Robin Attrill Robin@rpattrill.freeserve.co.uk
Fri, 01 Nov 2002 10:56:44 PST
Mary Sue, Jim et al,
For a recent key to Polyxena see the excellent illustrated article by Terry Smale in the bulletin of the Alpine Garden Society, Vol 70, June 2002 pp 160-165.  The article is specifically about P longituba but all species are covered and most illustrated.

With Polyxena it is important to bear in mind that several taxa show considerable intraspecific variation, and, also, cultivation conditions have a pronounced effect on the appearance of the plants, with the foliage very susceptible to etiolation. In addition the foliage of seedlings is frequently rather different to that of mature plants.

It is to be hoped that the results of Alison van der Merwe's studies on the various genera of the Massonieae are available to a wide audience in the near future. In addition to the publication of P longituba, cited by Mary Sue, she has published preliminary data in an IBSA bulletin (vol 47, pp11-13). The previous conventional taxonomic coverage of the genus dates from 1976 (Jessop, J South African Botany, vol 42, 401-437) and is rather outdated.

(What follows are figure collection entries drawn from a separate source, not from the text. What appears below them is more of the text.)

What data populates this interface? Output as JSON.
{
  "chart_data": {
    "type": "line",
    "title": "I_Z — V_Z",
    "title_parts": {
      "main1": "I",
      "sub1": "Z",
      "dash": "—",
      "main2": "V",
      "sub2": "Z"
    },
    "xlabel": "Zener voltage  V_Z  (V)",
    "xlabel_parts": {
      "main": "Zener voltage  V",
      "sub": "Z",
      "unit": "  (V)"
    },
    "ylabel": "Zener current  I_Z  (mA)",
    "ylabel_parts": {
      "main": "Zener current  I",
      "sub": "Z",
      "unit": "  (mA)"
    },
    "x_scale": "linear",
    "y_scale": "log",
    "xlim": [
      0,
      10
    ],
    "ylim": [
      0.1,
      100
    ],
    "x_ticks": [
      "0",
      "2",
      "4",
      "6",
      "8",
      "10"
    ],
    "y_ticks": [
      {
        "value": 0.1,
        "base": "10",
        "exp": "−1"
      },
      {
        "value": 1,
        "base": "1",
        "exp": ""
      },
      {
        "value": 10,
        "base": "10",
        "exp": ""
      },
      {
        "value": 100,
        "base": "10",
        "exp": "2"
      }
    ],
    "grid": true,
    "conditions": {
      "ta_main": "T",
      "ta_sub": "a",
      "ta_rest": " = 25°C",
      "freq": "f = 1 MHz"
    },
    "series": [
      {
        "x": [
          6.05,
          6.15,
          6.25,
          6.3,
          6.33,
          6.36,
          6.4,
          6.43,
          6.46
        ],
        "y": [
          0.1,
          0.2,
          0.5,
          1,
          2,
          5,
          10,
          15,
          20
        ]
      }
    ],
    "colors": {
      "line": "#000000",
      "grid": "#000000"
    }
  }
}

Regarding Daubenya aurea, I would not be too concerned about failure to produce foliage at the start of the growing season, whether acclimatised or not, as in my experience plants frequently 'miss years' by remaining dormant. My oldest plant has only actually appeared during 5 growing seasons in the past 8!  The plant is likely to be relatively easy to acclimatise - certainly easier than irids.  I have always been rather surprised that such a striking plant, apparently widely available in commerce in S Africa (I believe ex Hadeco) has not been extensively commercialised elsewhere - an opportunity perhaps for an enlightened nursery to follow up?  Any person buying non-acclimatised bulbs in the N hemisphere should ensure that they were not illeagally collected from the wild where the plant is rare. 

Daubenya aurea is straightforward to propagate from seed but, as is so often the case, the label on the packet is no guarantee of correct identification!!!  In the Massonieae in general there is much incorrectly named material around. Fortunately most of the taxa are worth growing so it should generally not be too disappointing if the plants turn out to be something other than expected!